Quando se fala em gestão escolar ou educacional, em geral nos vem à lembrança os modelos administrativos. Quase que de imediato nos lembramos de expressões ou conceitos como: gestão participativa, autonomia escolar, flexibilização da gestão. E tudo isso nos leva à algumas indagações como: Por que nosso sistema escolar ainda enfrenta problemas tanto gestionários como didático-pedagógicos? A causa do baixo rendimento escolar de nossos alunos se explica a partir dos modelos administrativos? Planejando, avaliando e recebendo apoio financeiro as escolas conseguirão resolver seus problemas? Ou direcionar dinheiro às escolas é só mais uma forma de mascarar o verdadeiro problema? Qual seria, então esse problema?

Olhando para a história constatamos que, principalmente a partir da década de 1970, começou-se a refletir sobre a administração escolar e sobre o papel do diretor. "Ao observar que não é possível para o diretor solucionar sozinho todos os problemas e questões relativos à sua escola, adotaram a abordagem participativa fundada no princípio de que, para a organização ter sucesso, é necessário que os diretores busquem o conhecimento específico e a experiência dos seus companheiros de trabalho". (LÜCK, 2000, p.19). E a autora afirma em seguida que as teorias da gestão escolar podem ser divididas a partir de duas bases: uma psicológica e outra social. As de base psicológica podem ser consideradas como de "modelo cognitivo" e "modelo afetivo"; as teorias de base social partem do "modelo de democracia" e do "modelo da consciência política".
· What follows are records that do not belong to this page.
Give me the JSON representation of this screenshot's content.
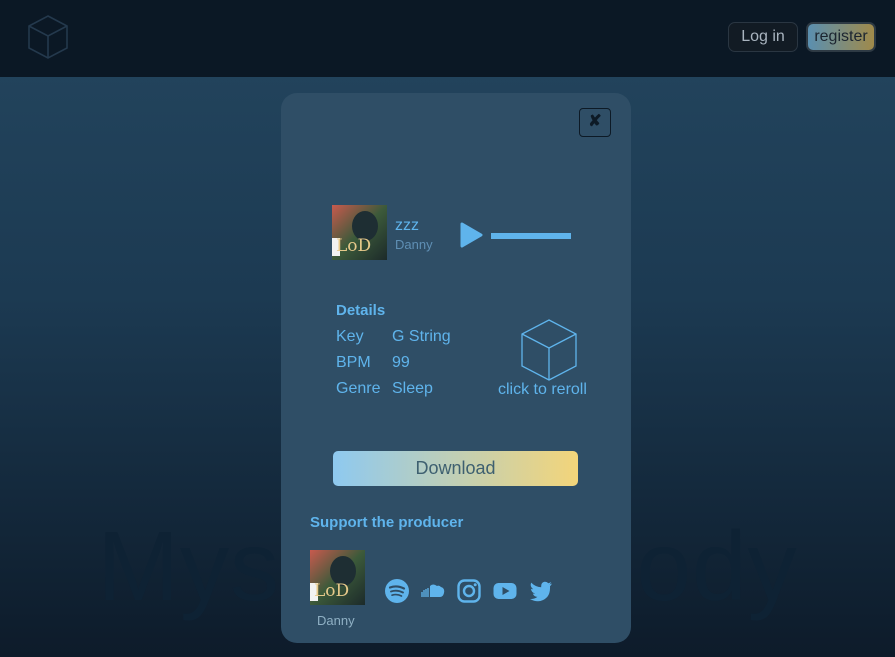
{
  "header": {
    "login_label": "Log in",
    "register_label": "register"
  },
  "background": {
    "title": "Mystery Melody"
  },
  "modal": {
    "close_label": "✘",
    "track": {
      "title": "zzz",
      "artist": "Danny"
    },
    "details": {
      "heading": "Details",
      "rows": [
        {
          "label": "Key",
          "value": "G String"
        },
        {
          "label": "BPM",
          "value": "99"
        },
        {
          "label": "Genre",
          "value": "Sleep"
        }
      ]
    },
    "reroll_label": "click to reroll",
    "download_label": "Download",
    "support": {
      "heading": "Support the producer",
      "producer_name": "Danny",
      "socials": [
        "spotify-icon",
        "soundcloud-icon",
        "instagram-icon",
        "youtube-icon",
        "twitter-icon"
      ]
    }
  },
  "colors": {
    "accent": "#5fb4ec",
    "modal_bg": "#2f4e66",
    "topbar_bg": "#0b1825"
  }
}
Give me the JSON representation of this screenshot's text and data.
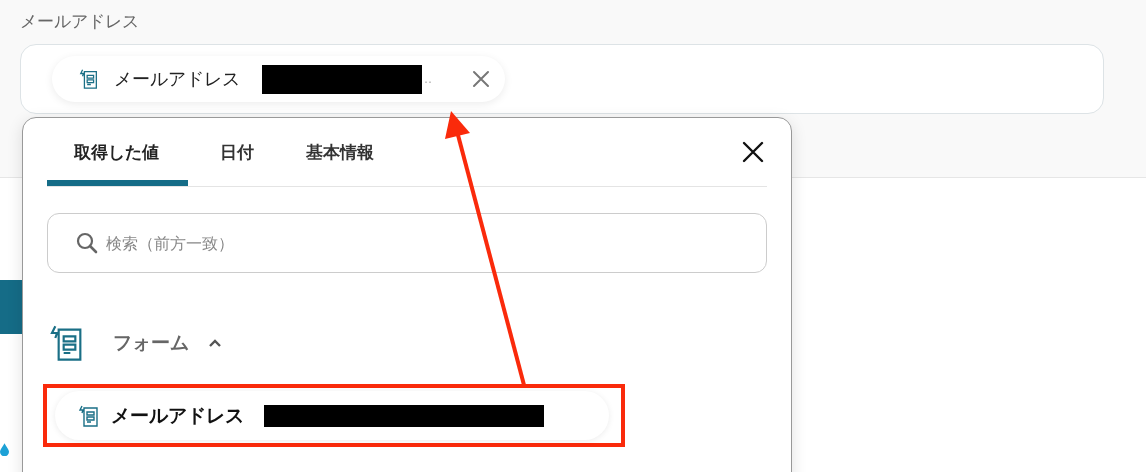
{
  "field": {
    "label": "メールアドレス",
    "chip": {
      "label": "メールアドレス",
      "ellipsis": "‥"
    }
  },
  "popup": {
    "tabs": [
      {
        "label": "取得した値",
        "selected": true
      },
      {
        "label": "日付",
        "selected": false
      },
      {
        "label": "基本情報",
        "selected": false
      }
    ],
    "search": {
      "placeholder": "検索（前方一致）"
    },
    "groups": [
      {
        "label": "フォーム",
        "expanded": true,
        "items": [
          {
            "label": "メールアドレス",
            "highlighted": true
          }
        ]
      }
    ]
  }
}
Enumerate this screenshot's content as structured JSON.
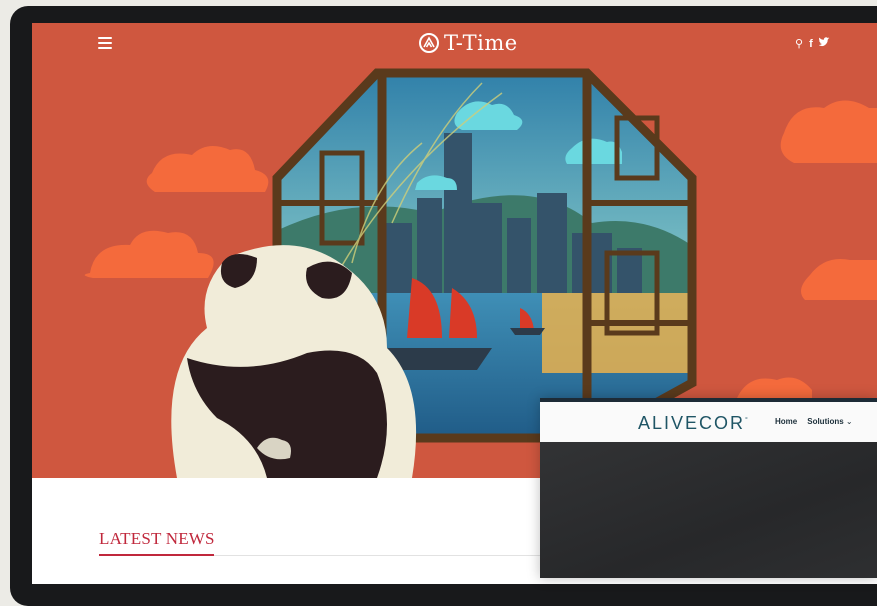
{
  "site": {
    "name": "T-Time",
    "menu_icon": "hamburger-menu-icon",
    "nav_icons": [
      "search-icon",
      "facebook-icon",
      "twitter-icon"
    ],
    "icon_glyphs": {
      "search": "⚲",
      "facebook": "f",
      "twitter": "✓"
    }
  },
  "news": {
    "heading": "LATEST NEWS"
  },
  "overlay": {
    "brand": "ALIVECOR",
    "brand_mark": "°",
    "nav": [
      {
        "label": "Home"
      },
      {
        "label": "Solutions"
      }
    ],
    "dropdown_icon": "chevron-down-icon"
  },
  "colors": {
    "hero_bg": "#cf573f",
    "accent": "#c0283c",
    "cloud": "#f46a3c",
    "frame": "#5a3a1c",
    "alive_brand": "#1f5565"
  }
}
Também é verdade que já houve tempo em que as escolas podiam ser consideradas reflexos do sistema autoritário de governo. Isso mudou, principalmente a partir da atual legislação, a Lei de Diretrizes e Bases da Educação Nacional (LDB 9394/96) que menciona a preferência pelo modelo democrático e participativo da administração escolar. O artigo terceiro, inciso VIII da LDB, sobre os princípios do ensino no Brasil fala na: "gestão democrática do ensino público". Essa gestão democrática, como prevê o artigo 14, deve ter por base a participação tanto dos profissionais da educação, como da comunidade. E a LDB diz mais. No artigo 15 podemos ler: "Os sistemas de ensino assegurarão às unidades escolares públicas de educação básica que os integram progressivos graus de autonomia pedagógica e administrativa e de gestão financeira"
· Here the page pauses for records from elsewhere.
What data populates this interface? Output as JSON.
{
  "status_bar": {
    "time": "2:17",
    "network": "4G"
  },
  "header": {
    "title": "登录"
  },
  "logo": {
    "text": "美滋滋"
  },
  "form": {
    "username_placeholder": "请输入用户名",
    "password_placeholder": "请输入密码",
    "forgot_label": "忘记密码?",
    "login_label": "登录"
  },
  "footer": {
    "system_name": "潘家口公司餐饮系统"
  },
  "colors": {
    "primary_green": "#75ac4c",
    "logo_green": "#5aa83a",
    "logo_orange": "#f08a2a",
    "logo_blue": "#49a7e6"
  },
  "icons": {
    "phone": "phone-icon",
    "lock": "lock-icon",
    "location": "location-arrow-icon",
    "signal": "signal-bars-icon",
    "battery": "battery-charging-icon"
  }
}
Do ponto de vista legal, portanto, estão completamente superados eventuais vestígios de autoritarismo.

Nossa questão, portanto é: como se efetivará a gestão democrática? Qual sua relação com o planejamento, o financiamento e a avaliação?

Começamos dizendo que deste ponto de vista a gestão escolar ou educacional pode ser entendida como o caminho, o modelo e as posturas envolvidas e desenvolvidas para gerir o sistema escolar ou as escolas. Para essa gestão é que a lei prevê a necessidade de ser democrática com crescente autonomia. Trata-se portanto de um movimento de alteração das relações de poder, do papel do Estado e dos atores sociais. Embora esteja falando a partir do modelo português, o que diz João Barroso, aplica-se à nossa realidade: "essa alteração vai no sentido de transferir poderes e funções do nível nacional e regional para o nível local, reconhecendo a escola como um lugar central de gestão e a comunidade local (em particular os pais e alunos) como um parceiro essencial na tomada de decisões" (BARROSO, 2003, p. 13)
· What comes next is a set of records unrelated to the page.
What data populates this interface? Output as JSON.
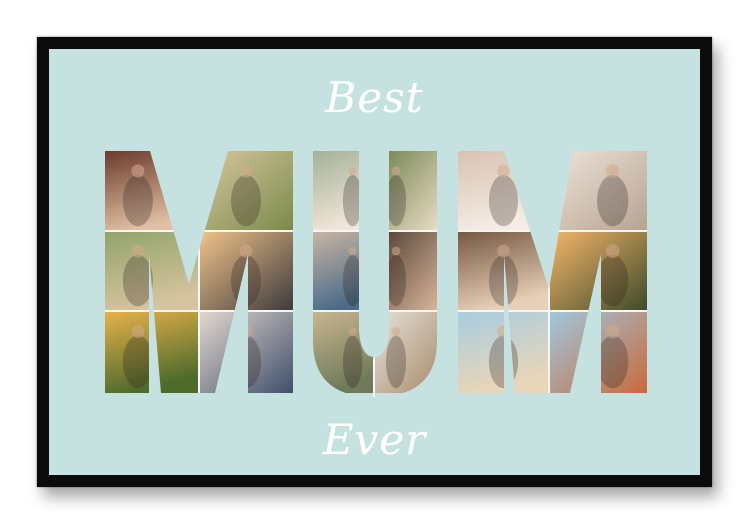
{
  "watermark": "",
  "poster": {
    "top_text": "Best",
    "main_word": "MUM",
    "bottom_text": "Ever"
  },
  "colors": {
    "frame": "#0b0b0b",
    "mat": "#c6e2e0",
    "lettering": "#ffffff"
  },
  "photos": [
    {
      "name": "mother-daughter-kiss-photo",
      "palette": [
        "#6b3b2c",
        "#e2c0a4"
      ]
    },
    {
      "name": "family-walk-field-photo",
      "palette": [
        "#d9c8a2",
        "#7a8a4a"
      ]
    },
    {
      "name": "mother-child-hug-photo",
      "palette": [
        "#a3b19a",
        "#f1e6d8"
      ]
    },
    {
      "name": "outdoor-family-photo",
      "palette": [
        "#6c7f4b",
        "#e9dcc4"
      ]
    },
    {
      "name": "baby-feet-photo",
      "palette": [
        "#d8c2b2",
        "#f5ede4"
      ]
    },
    {
      "name": "hands-holding-photo",
      "palette": [
        "#efe4da",
        "#b6a391"
      ]
    },
    {
      "name": "child-meadow-photo",
      "palette": [
        "#91a469",
        "#d6c3a0"
      ]
    },
    {
      "name": "beach-sunset-photo",
      "palette": [
        "#f2c48a",
        "#3c3a3d"
      ]
    },
    {
      "name": "child-on-beach-photo",
      "palette": [
        "#c9b6a2",
        "#4a6b8a"
      ]
    },
    {
      "name": "mother-son-selfie-photo",
      "palette": [
        "#4a3a2e",
        "#d9b59a"
      ]
    },
    {
      "name": "mother-daughter-smile-photo",
      "palette": [
        "#74573f",
        "#e8cfb8"
      ]
    },
    {
      "name": "sunset-family-silhouette-photo",
      "palette": [
        "#f6b76a",
        "#3e4a2a"
      ]
    },
    {
      "name": "sunflower-field-photo",
      "palette": [
        "#e8b24a",
        "#4d6a2b"
      ]
    },
    {
      "name": "family-on-sofa-photo",
      "palette": [
        "#e4d9cf",
        "#3f4f6b"
      ]
    },
    {
      "name": "field-portrait-photo",
      "palette": [
        "#c9b690",
        "#6f7a5a"
      ]
    },
    {
      "name": "child-jump-photo",
      "palette": [
        "#e7e4dd",
        "#a88c6c"
      ]
    },
    {
      "name": "beach-lift-photo",
      "palette": [
        "#a8cde0",
        "#e9d6b8"
      ]
    },
    {
      "name": "beach-sitting-photo",
      "palette": [
        "#9fc8e0",
        "#c96a3a"
      ]
    },
    {
      "name": "family-standing-photo",
      "palette": [
        "#7c8f5a",
        "#cfc4b4"
      ]
    }
  ]
}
Isso nos leva a mais uma indagação: em que consiste essa autonomia?

O sistema de ensino público, mesmo concedendo autonomia às instituições escolares, ainda mantém a supremacia legislativa e normativa: é o poder público que contrata e mantém os professores e demais funcionários das escolas; o dinheiro aplicado nas escolas vem do poder público. Mesmo no ensino superior, em instituições que mantêm fundações ou outras instituições para captação de recursos, o poder público mantém a normatização de funcionamento, além do quadro funcional. Na iniciativa privada não é diferente: o poder publico mantém constante e severa vigilância. Portanto a autonomia não é absoluta, pois acima das instituições de ensino permanecem as instituições do Estado. Neste caso para que aconteça a autonomia ela precisa ser construída mediante sintonia de interesses e pela crescente possibilidade de diálogo entre o poder público, a sociedade civil e a comunidade escolar. A gestão democrática e participativa se constrói, portanto, pela sintonia desses três vértices do triângulo dos interessados.

Neste caso nem a gestão democrática é algo pronto, nem a autonomia um ponto de chegada e definitivo. Mas se trata de um processo construído no cotidiano das ações.

Mas existe um outro lado da autonomia que pode soar um pouco mais problemático. Por que o poder público, ou o Estado, alimenta a gestão democrática? Por que quem detém o poder estaria abrindo mão dele?

É o mesmo João Barroso quem nos responde a partir de uma breve análise do conceito de "territorialização" e da autonomia consentida. A territorialização consiste numa diversidade de processos que "vão no sentido de valorizar os poderes periféricos, a mobilização dos actores e a contextualização da acção política". (2003, p. 14). E o autor continua, dizendo que: esse processo "tem por pano de fundo um conflito de legitimidade entre o Estado e a sociedade, entre o público e o privado, entre o interesse comum e os interesses individuais, entre o central e o local" (2003, p. 14).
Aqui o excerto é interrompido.